By forcing the GSEs not to purchase mortgages whose appraisals were ordered by mortgage brokers, they succeed in breaking the impact of self-dealing on property values.

I get pretty annoyed when mortgage brokers say they will go out of business without being able to order the appraisal and it will cost the consumer more. That thought is based on a premise that the appraisal result is influenced by the person ordering it who in turn is paid a commission.
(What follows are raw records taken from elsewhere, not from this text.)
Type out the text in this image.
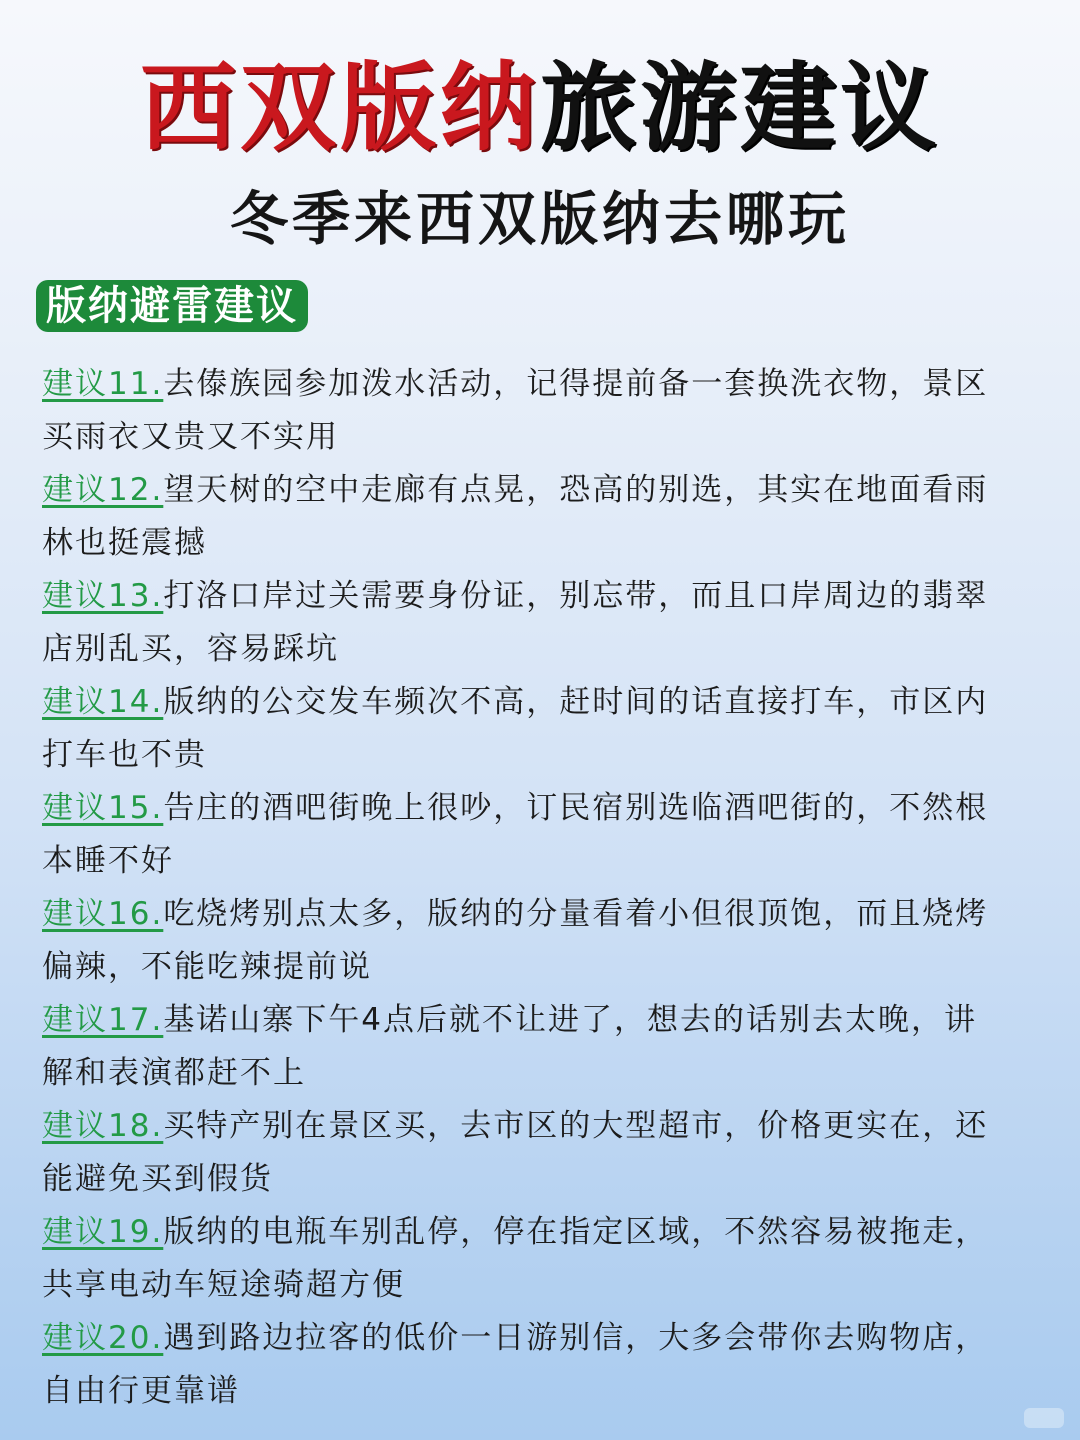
西双版纳旅游建议
冬季来西双版纳去哪玩
版纳避雷建议
建议11.去傣族园参加泼水活动，记得提前备一套换洗衣物，景区买雨衣又贵又不实用
建议12.望天树的空中走廊有点晃，恐高的别选，其实在地面看雨林也挺震撼
建议13.打洛口岸过关需要身份证，别忘带，而且口岸周边的翡翠店别乱买，容易踩坑
建议14.版纳的公交发车频次不高，赶时间的话直接打车，市区内打车也不贵
建议15.告庄的酒吧街晚上很吵，订民宿别选临酒吧街的，不然根本睡不好
建议16.吃烧烤别点太多，版纳的分量看着小但很顶饱，而且烧烤偏辣，不能吃辣提前说
建议17.基诺山寨下午4点后就不让进了，想去的话别去太晚，讲解和表演都赶不上
建议18.买特产别在景区买，去市区的大型超市，价格更实在，还能避免买到假货
建议19.版纳的电瓶车别乱停，停在指定区域，不然容易被拖走，共享电动车短途骑超方便
建议20.遇到路边拉客的低价一日游别信，大多会带你去购物店，自由行更靠谱
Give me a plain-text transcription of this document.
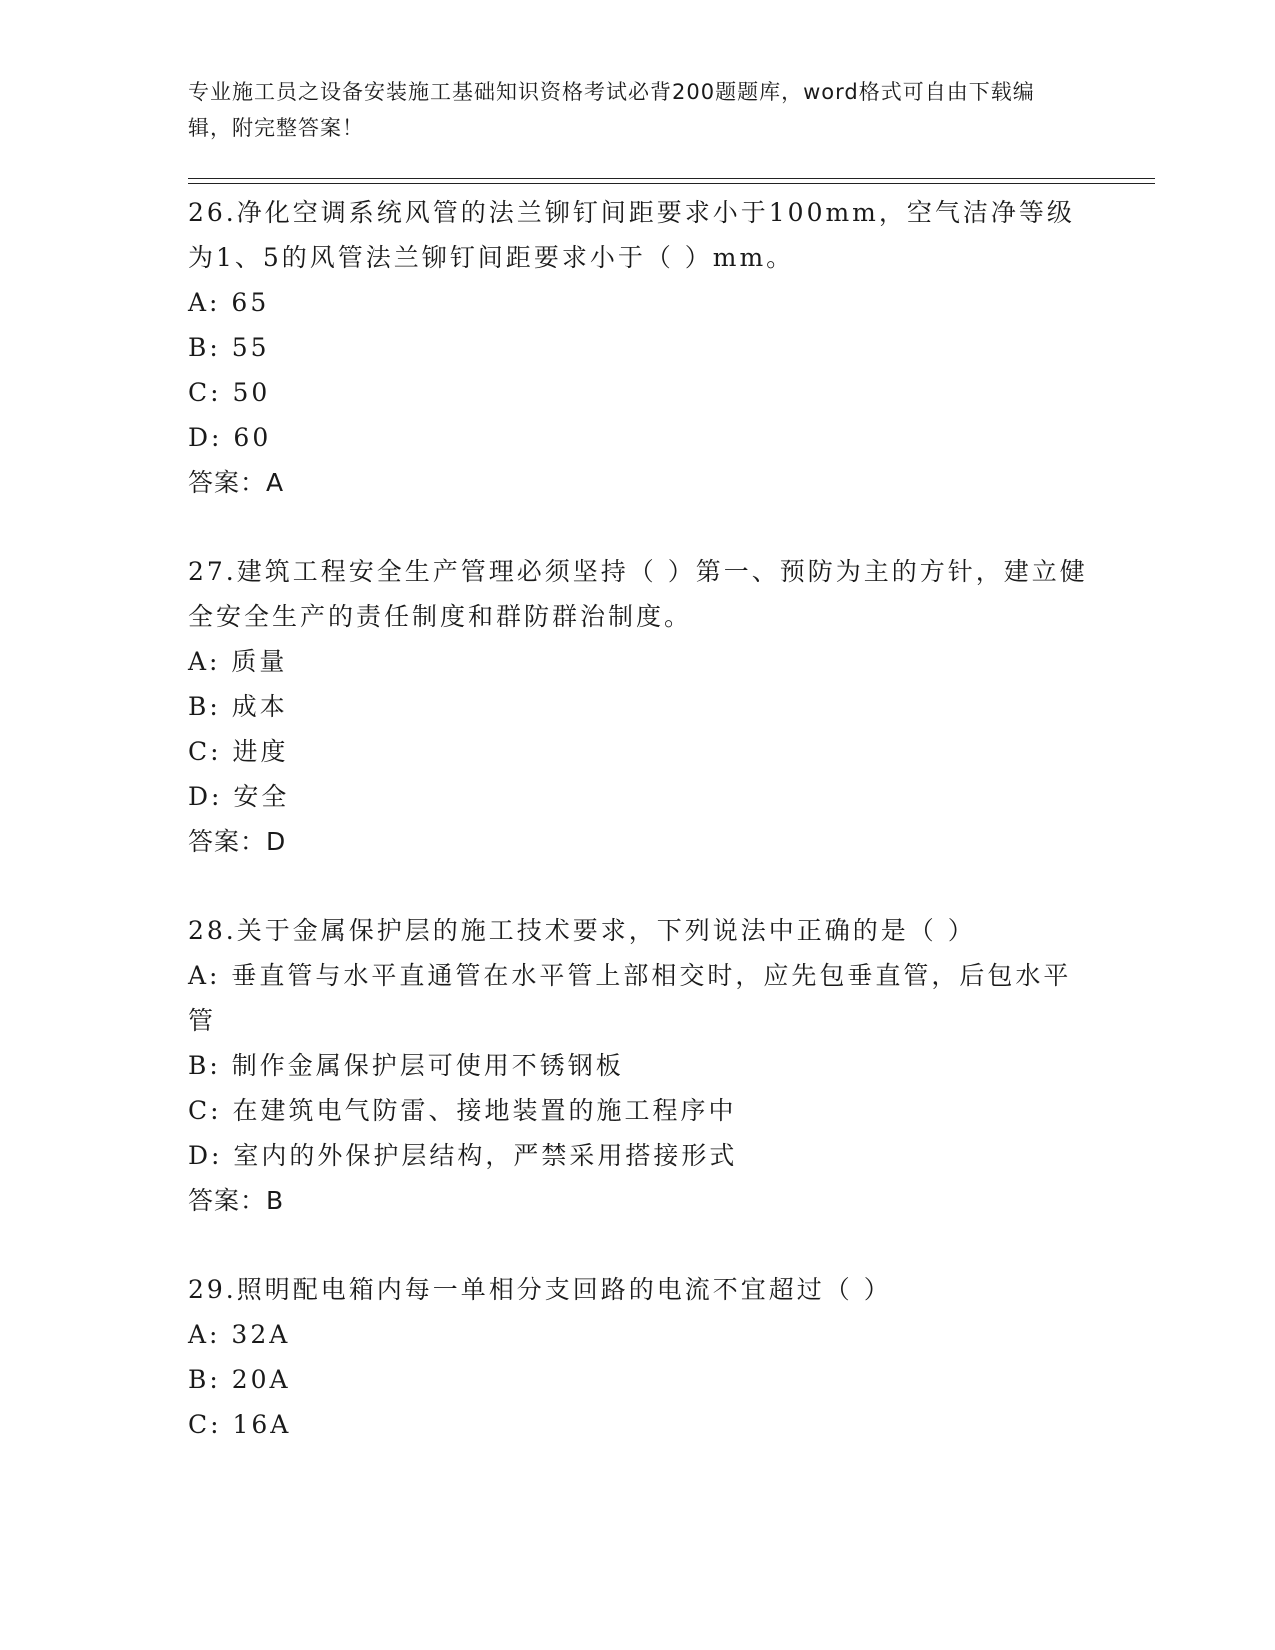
专业施工员之设备安装施工基础知识资格考试必背200题题库，word格式可自由下载编辑，附完整答案！
26.净化空调系统风管的法兰铆钉间距要求小于100mm，空气洁净等级为1、5的风管法兰铆钉间距要求小于（ ）mm。
A: 65
B: 55
C: 50
D: 60
答案：A
27.建筑工程安全生产管理必须坚持（ ）第一、预防为主的方针，建立健全安全生产的责任制度和群防群治制度。
A: 质量
B: 成本
C: 进度
D: 安全
答案：D
28.关于金属保护层的施工技术要求，下列说法中正确的是（ ）
A: 垂直管与水平直通管在水平管上部相交时，应先包垂直管，后包水平管
B: 制作金属保护层可使用不锈钢板
C: 在建筑电气防雷、接地装置的施工程序中
D: 室内的外保护层结构，严禁采用搭接形式
答案：B
29.照明配电箱内每一单相分支回路的电流不宜超过（ ）
A: 32A
B: 20A
C: 16A
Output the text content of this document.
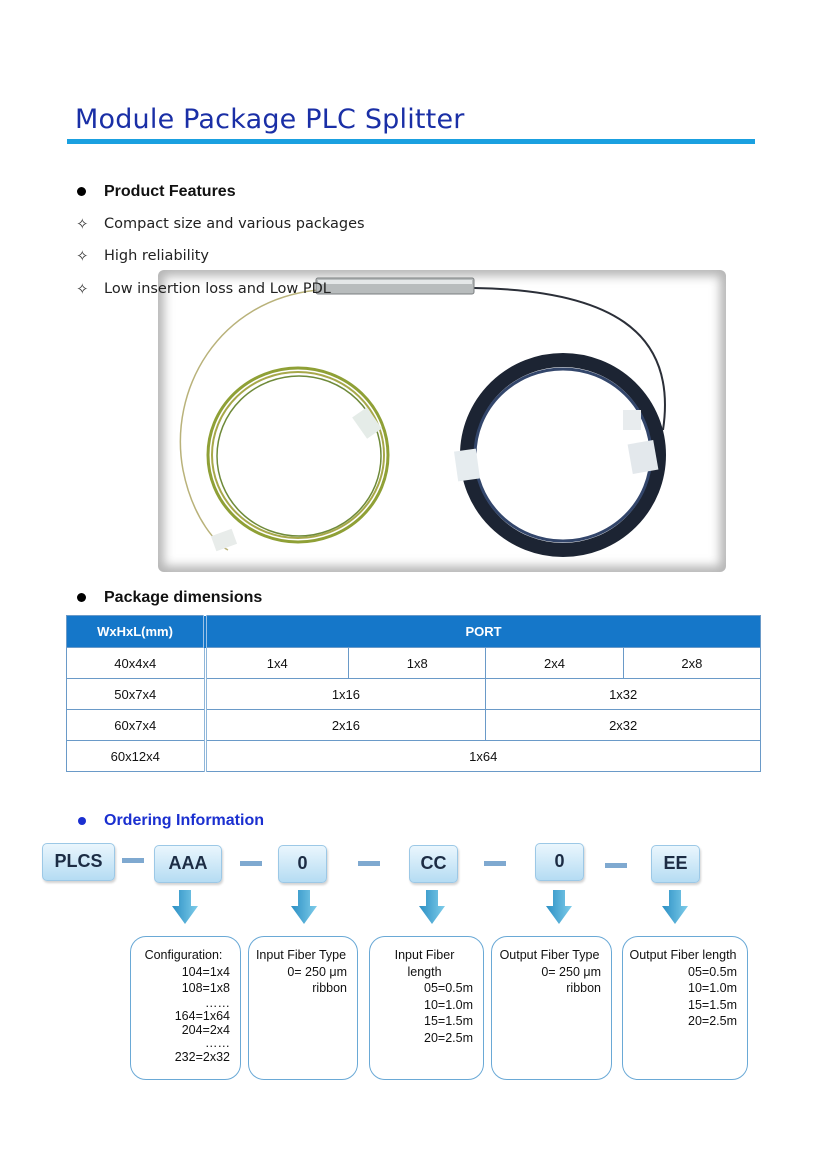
Module Package PLC Splitter
Product Features
✧ Compact size and various packages
✧ High reliability
✧ Low insertion loss and Low PDL
Package dimensions
WxHxL(mm)	PORT			
40x4x4	1x4	1x8	2x4	2x8
50x7x4	1x16		1x32	
60x7x4	2x16		2x32	
60x12x4	1x64			
Ordering Information
PLCS	AAA	0	CC	0	EE
Configuration:
104=1x4
108=1x8
……
164=1x64
204=2x4
……
232=2x32
Input Fiber Type
0= 250 μm
ribbon
Input Fiber length
05=0.5m
10=1.0m
15=1.5m
20=2.5m
Output Fiber Type
0= 250 μm
ribbon
Output Fiber length
05=0.5m
10=1.0m
15=1.5m
20=2.5m
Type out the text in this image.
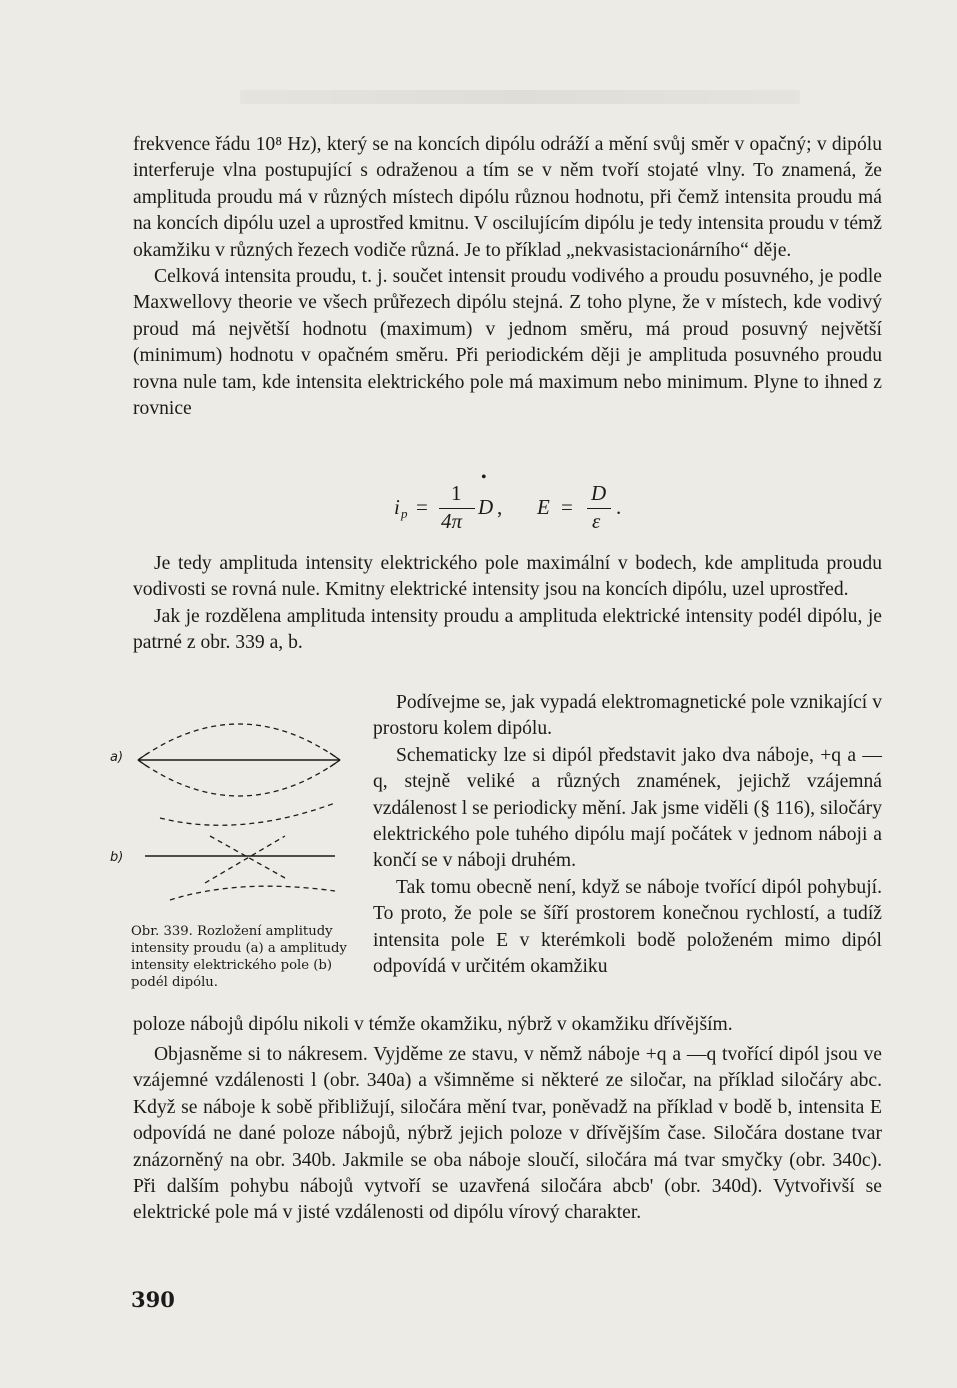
frekvence řádu 10⁸ Hz), který se na koncích dipólu odráží a mění svůj směr v opačný; v dipólu interferuje vlna postupující s odraženou a tím se v něm tvoří stojaté vlny. To znamená, že amplituda proudu má v různých místech dipólu různou hodnotu, při čemž intensita proudu má na koncích dipólu uzel a uprostřed kmitnu. V oscilujícím dipólu je tedy intensita proudu v témž okamžiku v různých řezech vodiče různá. Je to příklad „nekvasistacionárního“ děje.

Celková intensita proudu, t. j. součet intensit proudu vodivého a proudu posuvného, je podle Maxwellovy theorie ve všech průřezech dipólu stejná. Z toho plyne, že v místech, kde vodivý proud má největší hodnotu (maximum) v jednom směru, má proud posuvný největší (minimum) hodnotu v opačném směru. Při periodickém ději je amplituda posuvného proudu rovna nule tam, kde intensita elektrického pole má maximum nebo minimum. Plyne to ihned z rovnice

i p =
1
4π
•
D , E =
D
ε
.

Je tedy amplituda intensity elektrického pole maximální v bodech, kde amplituda proudu vodivosti se rovná nule. Kmitny elektrické intensity jsou na koncích dipólu, uzel uprostřed.

Jak je rozdělena amplituda intensity proudu a amplituda elektrické intensity podél dipólu, je patrné z obr. 339 a, b.

Podívejme se, jak vypadá elektromagnetické pole vznikající v prostoru kolem dipólu.

Schematicky lze si dipól představit jako dva náboje, +q a —q, stejně veliké a různých znamének, jejichž vzájemná vzdálenost l se periodicky mění. Jak jsme viděli (§ 116), siločáry elektrického pole tuhého dipólu mají počátek v jednom náboji a končí se v náboji druhém.

Tak tomu obecně není, když se náboje tvořící dipól pohybují. To proto, že pole se šíří prostorem konečnou rychlostí, a tudíž intensita pole E v kterémkoli bodě položeném mimo dipól odpovídá v určitém okamžiku

poloze nábojů dipólu nikoli v témže okamžiku, nýbrž v okamžiku dřívějším.
a)
b)
Obr. 339. Rozložení amplitudy intensity proudu (a) a amplitudy intensity elektrického pole (b) podél dipólu.

Objasněme si to nákresem. Vyjděme ze stavu, v němž náboje +q a —q tvořící dipól jsou ve vzájemné vzdálenosti l (obr. 340a) a všimněme si některé ze siločar, na příklad siločáry abc. Když se náboje k sobě přibližují, siločára mění tvar, poněvadž na příklad v bodě b, intensita E odpovídá ne dané poloze nábojů, nýbrž jejich poloze v dřívějším čase. Siločára dostane tvar znázorněný na obr. 340b. Jakmile se oba náboje sloučí, siločára má tvar smyčky (obr. 340c). Při dalším pohybu nábojů vytvoří se uzavřená siločára abcb' (obr. 340d). Vytvořivší se elektrické pole má v jisté vzdálenosti od dipólu vírový charakter.

390
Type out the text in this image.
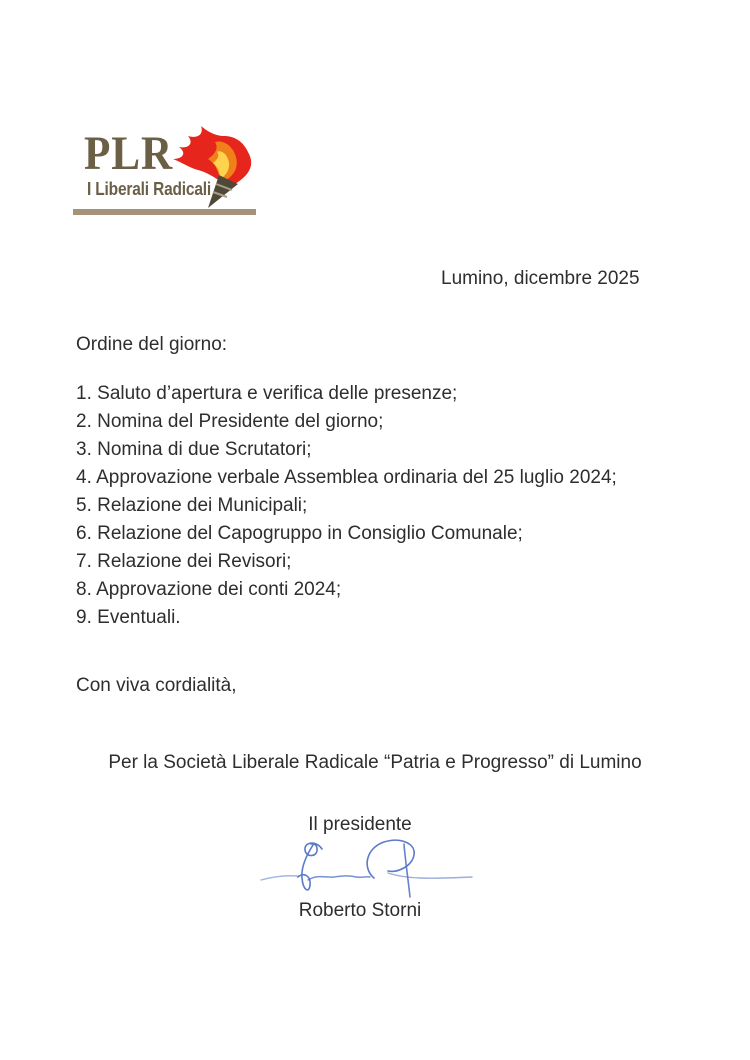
PLR
I Liberali Radicali
Lumino, dicembre 2025
Ordine del giorno:
1. Saluto d’apertura e verifica delle presenze;
2. Nomina del Presidente del giorno;
3. Nomina di due Scrutatori;
4. Approvazione verbale Assemblea ordinaria del 25 luglio 2024;
5. Relazione dei Municipali;
6. Relazione del Capogruppo in Consiglio Comunale;
7. Relazione dei Revisori;
8. Approvazione dei conti 2024;
9. Eventuali.
Con viva cordialità,
Per la Società Liberale Radicale “Patria e Progresso” di Lumino
Il presidente
Roberto Storni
Please.

Dave Bigger of a la mode (who makes an awesome appraisal software product) was quite outspoken about this agreement several days before the close of the comment period.

>In case you don’t know yet, the new regulations came out of a lawsuit brought by the New York Attorney General against Washington Mutual and eAppraiseIT, centered on coercion of appraisers.  In a settlement agreement spawned by the suit, the GSEs (Fannie Mae and Freddie Mac), and the Office of Federal Housing Enterprise Oversight (OFHEO) agreed to change national appraisal rules in exchange for the Attorney General’s office terminating its investigation of the GSEs.
Unfortunately, while we believe the agreement has the best of intentions, the hastily written embedded regulations (called the “Home Valuation Code of Conduct”, or HVCC) do not solve the problem and in fact severely punish appraisers, and ultimately consumers.  If there ever was a case of the cure being worse than the disease, this is it.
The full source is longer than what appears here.